Question 1. Could somebody provide some examples of branched covers $X\to \mathbf{P}^1$ for which $G= (0)$?
One could construct a compact connected Riemann surface without automorphisms to this end.
On
Here is another perspective. The category of compact Riemann surfaces is (anti-)equivalent to the category of finitely generated fields over $\mathbb C$ of transcendence degree $1$, given by $C\mapsto k(C)$, the field of rational functions [Reference: Appendix of Mumford's Red Book].
Now, the data of a cover $C\to\mathbb P^1$ is equivalent to a field extension of a field extension $L/\mathbb C(x)$, and the automorphisms of $C\to\mathbb P^1$ are exactly the automorphisms of $L/\mathbb C(x)$.
For example, let $L/\mathbb C(x)$ be a degree $3$ non-Galois extension, such as $L=\mathbb C(x)[y]/(y^3-xy-1)$. Then, $L/\mathbb C(x)$ has no automorphisms. The corresponding curve $C$ is the elliptic curve $E\colon y^3-xyz-z^3=0$ in projective coordinates $[x:y:z]$.
As you suggest, it is enough to prove the existence of a compact Riemann surface $X$ with only the identity as automorphism .

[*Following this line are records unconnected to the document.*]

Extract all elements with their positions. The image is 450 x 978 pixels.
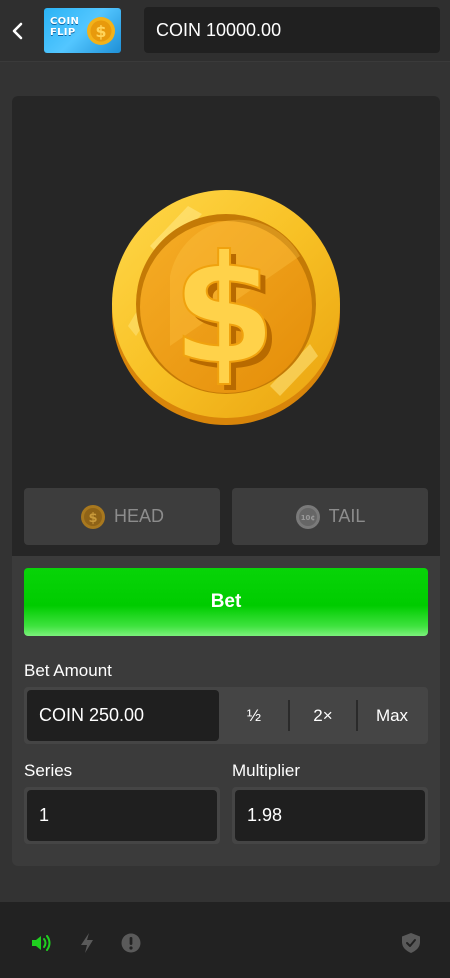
half-button[interactable]: ½ <box>220 690 288 741</box>
bet-amount-label: Bet Amount <box>24 661 112 680</box>
tail-button[interactable]: 10¢ TAIL <box>232 488 428 545</box>
info-icon[interactable] <box>120 932 142 954</box>
back-button[interactable] <box>8 17 28 45</box>
series-input[interactable]: 1 <box>27 790 217 841</box>
footer-bar <box>0 902 450 978</box>
svg-text:$: $ <box>95 22 106 41</box>
top-bar: COIN FLIP $ COIN 10000.00 <box>0 0 450 62</box>
chevron-left-icon <box>12 22 23 40</box>
multiplier-input[interactable]: 1.98 <box>235 790 425 841</box>
coin-flip-logo: COIN FLIP $ <box>44 8 121 53</box>
tail-label: TAIL <box>328 506 366 526</box>
series-label: Series <box>24 761 73 780</box>
tail-coin-icon: 10¢ <box>295 504 320 529</box>
shield-icon[interactable] <box>400 932 422 954</box>
multiplier-field-wrap: 1.98 <box>232 787 428 844</box>
head-button[interactable]: $ HEAD <box>24 488 220 545</box>
svg-text:10¢: 10¢ <box>300 514 315 522</box>
bet-amount-group: COIN 250.00 ½ 2× Max <box>24 687 428 744</box>
coin-stage: $ $ <box>12 96 440 556</box>
head-coin-icon: $ <box>80 504 105 529</box>
gold-dollar-coin-icon: $ $ <box>112 190 340 425</box>
head-label: HEAD <box>113 506 164 526</box>
double-button[interactable]: 2× <box>290 690 356 741</box>
balance-display: COIN 10000.00 <box>144 7 440 53</box>
max-button[interactable]: Max <box>358 690 426 741</box>
logo-coin-icon: $ <box>87 17 115 45</box>
lightning-icon[interactable] <box>76 932 98 954</box>
game-panel: $ $ $ HEAD 10¢ TAIL Bet Bet Amount COIN … <box>12 96 440 866</box>
svg-text:$: $ <box>88 511 97 526</box>
svg-text:$: $ <box>172 224 276 398</box>
multiplier-label: Multiplier <box>232 761 301 780</box>
bet-button[interactable]: Bet <box>24 568 428 636</box>
bet-amount-input[interactable]: COIN 250.00 <box>27 690 219 741</box>
series-field-wrap: 1 <box>24 787 220 844</box>
speaker-icon[interactable] <box>30 932 52 954</box>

Indeed, $X$ has a non constant meromorphic function $f$ and by considering it as a ramified covering $f:X\to \mathbb P^1$ we get our example .
Actually examples are plenty: a generic compact Riemann surface of genus $g\geq 3$ has no automorphism besides the identity . This is a theorem proved by by Baily in 1961.
You can get a feel for that theorem by going to this MathOverflow question, to which Torsten Ekedahl (whom we sadly lost little ago) gave a great answer.